HISTORIANS’ RANKINGS…. C-SPAN’s presidential rankings, based on surveys of historias, is one of those projects that’s meant to be a conversation piece. The process is inherently subjective, but kind of interesting anyway.

Timed for Presidents Day 2009, C-SPAN today releases the results of its second Historians Survey of Presidential Leadership, in which a cross-section of 65 presidential historians ranked the 42 former occupants of the White House on ten attributes of leadership.

As in C-SPAN’s first such survey, released in 2000, Abraham Lincoln received top billing among the historians, just as the nation marks the bicentennial of his birth. George Washington placed second, while spots three through five were held by Franklin D. Roosevelt, Theodore Roosevelt, and Harry Truman, in that order.

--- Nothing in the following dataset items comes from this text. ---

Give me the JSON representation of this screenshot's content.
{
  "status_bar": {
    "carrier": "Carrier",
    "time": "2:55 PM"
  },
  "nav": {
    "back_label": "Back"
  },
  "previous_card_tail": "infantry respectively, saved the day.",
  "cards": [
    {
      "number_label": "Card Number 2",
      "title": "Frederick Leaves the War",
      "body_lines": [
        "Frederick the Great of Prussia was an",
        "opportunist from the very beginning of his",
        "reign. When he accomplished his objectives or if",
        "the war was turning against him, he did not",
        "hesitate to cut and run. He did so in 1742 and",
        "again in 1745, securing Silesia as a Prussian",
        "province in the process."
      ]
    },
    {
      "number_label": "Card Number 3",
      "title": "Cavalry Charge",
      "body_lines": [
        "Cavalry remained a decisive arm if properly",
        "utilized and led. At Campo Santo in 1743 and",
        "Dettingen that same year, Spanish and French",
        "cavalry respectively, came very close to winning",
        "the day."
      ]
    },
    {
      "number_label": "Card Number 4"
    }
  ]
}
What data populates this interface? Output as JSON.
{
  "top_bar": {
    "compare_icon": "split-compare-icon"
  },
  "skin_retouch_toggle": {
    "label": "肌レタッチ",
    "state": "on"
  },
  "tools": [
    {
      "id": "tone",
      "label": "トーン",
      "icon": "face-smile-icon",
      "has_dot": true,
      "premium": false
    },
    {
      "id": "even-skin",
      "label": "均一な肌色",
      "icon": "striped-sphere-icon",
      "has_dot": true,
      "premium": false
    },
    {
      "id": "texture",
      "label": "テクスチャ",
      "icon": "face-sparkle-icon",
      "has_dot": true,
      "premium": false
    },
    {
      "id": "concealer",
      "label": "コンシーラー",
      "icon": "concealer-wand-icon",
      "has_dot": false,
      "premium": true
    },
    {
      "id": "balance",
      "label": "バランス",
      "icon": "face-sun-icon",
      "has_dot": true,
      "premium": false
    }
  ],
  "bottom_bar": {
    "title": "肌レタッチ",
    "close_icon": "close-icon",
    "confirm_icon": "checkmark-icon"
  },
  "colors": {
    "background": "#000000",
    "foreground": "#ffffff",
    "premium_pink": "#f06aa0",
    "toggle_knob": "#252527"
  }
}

Based on the results of historians surveyed, George W. Bush received an overall ranking of 36. Among other recent Presidents, Bill Clinton who was ranked 21 in the 2000 survey, advanced six spots in 2009 to an overall ranking of 15; Ronald Reagan moved from 11 to 10; George H.W. Bush went from 20 to 18, and Jimmy Carter’s ranking declined from 22 to 25.

The historians rated each president on ten qualities of presidential leadership: “Public Persuasion,” “Crisis Leadership,” “Economic Management,” “Moral Authority,” “International Relations,” “Administrative Skills,” “Relations with Congress,” “Vision/Setting An Agenda,” “Pursued Equal Justice for All,” and “Performance Within the Context of His Times.”

George W. Bush finished near the very bottom on “economic management” and “international relations” (40th and 41st, respectively), but managed to secure 36th place overall, thanks to higher marks on “pursued equal justice for all” (24th out of 42), and “vision/setting an agenda” (25th out of 42). I’d also note that Bush finished two places lower than Herbert Hoover.

It’s not altogether clear what’s behind the changes since 2000, when the same historians took on the same project using the same standards. JFK now edges out Jefferson; Woodrow Wilson dropped from 6th to 9th, and Reagan and LBJ swapped places. Grant jumped 10 places to 23rd; Hayes dropped seven places to 33rd. Why? Your guess is as good as mine.